Sunday, January 24, 2010

Next on the reading pile: Louis Menand's The Marketplace of Ideas

I loved the Metaphysical Club (especially the stuff on Oliver Wendell Holmes); Menand has a sharp eye and a winning style. But he purports (apparently) to solve a mystery which isn't all that much of a mystery: why is the academy so liberal? To me the answer is obvious--if you are willing to become an English professor, you have revealed that you don't care much about money.

One survey I just found put the average English assistant professor's starting salary at $47K; a full professor makes on average 74K. Given how grueling it is to get a Ph.D., and given how few tenure track jobs are out there in English, this means the expected monetary value of going to graduate school relative to effort is small.

So why do people do it? Because they love Dickens or Austin or Shakespeare or Conrad or Toni Morrison or Zadie Smith, and they want to spend their lives reading and thinking about such. Clearly, money wages do not have a particularly large place in their utility functions. If money is not important to you, then maybe you will be less prone to complain about taxes.

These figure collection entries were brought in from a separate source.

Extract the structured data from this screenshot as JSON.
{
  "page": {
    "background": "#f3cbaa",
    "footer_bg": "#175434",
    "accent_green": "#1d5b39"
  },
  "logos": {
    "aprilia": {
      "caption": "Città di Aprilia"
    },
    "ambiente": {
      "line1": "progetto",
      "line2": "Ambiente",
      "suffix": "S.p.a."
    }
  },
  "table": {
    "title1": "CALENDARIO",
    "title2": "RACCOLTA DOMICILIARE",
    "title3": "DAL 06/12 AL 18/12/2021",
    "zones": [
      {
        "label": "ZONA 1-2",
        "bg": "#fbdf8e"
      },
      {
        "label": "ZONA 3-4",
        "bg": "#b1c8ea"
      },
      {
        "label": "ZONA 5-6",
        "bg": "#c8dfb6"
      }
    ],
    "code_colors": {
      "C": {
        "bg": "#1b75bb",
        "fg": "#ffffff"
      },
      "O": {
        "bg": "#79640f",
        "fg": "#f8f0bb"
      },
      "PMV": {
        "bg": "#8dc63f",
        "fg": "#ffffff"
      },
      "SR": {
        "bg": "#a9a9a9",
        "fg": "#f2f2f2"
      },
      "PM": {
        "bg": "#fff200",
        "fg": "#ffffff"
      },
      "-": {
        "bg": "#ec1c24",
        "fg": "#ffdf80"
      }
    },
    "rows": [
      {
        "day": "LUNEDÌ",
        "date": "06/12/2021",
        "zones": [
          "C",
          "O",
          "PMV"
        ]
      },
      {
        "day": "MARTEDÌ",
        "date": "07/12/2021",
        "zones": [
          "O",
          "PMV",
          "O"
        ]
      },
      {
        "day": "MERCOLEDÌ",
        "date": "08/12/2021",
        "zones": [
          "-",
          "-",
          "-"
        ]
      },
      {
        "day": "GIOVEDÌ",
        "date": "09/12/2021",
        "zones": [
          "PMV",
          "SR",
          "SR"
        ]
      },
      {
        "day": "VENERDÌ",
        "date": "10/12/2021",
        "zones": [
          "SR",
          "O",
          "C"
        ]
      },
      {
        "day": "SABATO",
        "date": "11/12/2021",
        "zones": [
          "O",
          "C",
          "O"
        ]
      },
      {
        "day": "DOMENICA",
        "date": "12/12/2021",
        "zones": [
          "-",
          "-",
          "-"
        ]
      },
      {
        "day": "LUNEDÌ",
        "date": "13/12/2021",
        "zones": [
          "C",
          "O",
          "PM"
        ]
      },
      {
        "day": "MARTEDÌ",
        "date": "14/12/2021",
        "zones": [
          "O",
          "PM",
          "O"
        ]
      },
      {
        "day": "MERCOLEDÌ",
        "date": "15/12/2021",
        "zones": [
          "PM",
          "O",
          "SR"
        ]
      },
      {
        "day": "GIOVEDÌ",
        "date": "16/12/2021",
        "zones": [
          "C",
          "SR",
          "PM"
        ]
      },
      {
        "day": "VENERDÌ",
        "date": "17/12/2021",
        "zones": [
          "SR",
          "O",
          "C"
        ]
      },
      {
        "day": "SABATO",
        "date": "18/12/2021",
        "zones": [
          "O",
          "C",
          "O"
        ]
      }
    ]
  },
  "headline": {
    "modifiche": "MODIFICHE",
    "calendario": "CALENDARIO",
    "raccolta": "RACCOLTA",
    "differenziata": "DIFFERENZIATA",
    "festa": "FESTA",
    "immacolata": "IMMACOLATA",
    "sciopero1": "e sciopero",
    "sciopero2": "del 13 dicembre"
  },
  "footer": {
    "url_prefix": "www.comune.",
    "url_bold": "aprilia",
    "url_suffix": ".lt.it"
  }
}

Conversely, people who care a lot about money should look elsewhere. Even within fields this is true: academic physicians tend to earn less than private practice docs, but they get to play with state-of-the art treatments and probably provide better medical care. So once again, money is not top priority.

I do not think I am going out on a limb when I posit that the correlation between how much someone cares about money and their propensity to vote Republican is highly correlated. So I suppose if Republicans want more conservative English Professors, they should advocate paying them better!

1 comment:

John said...

People always think about how to chase money. I will try reading that one.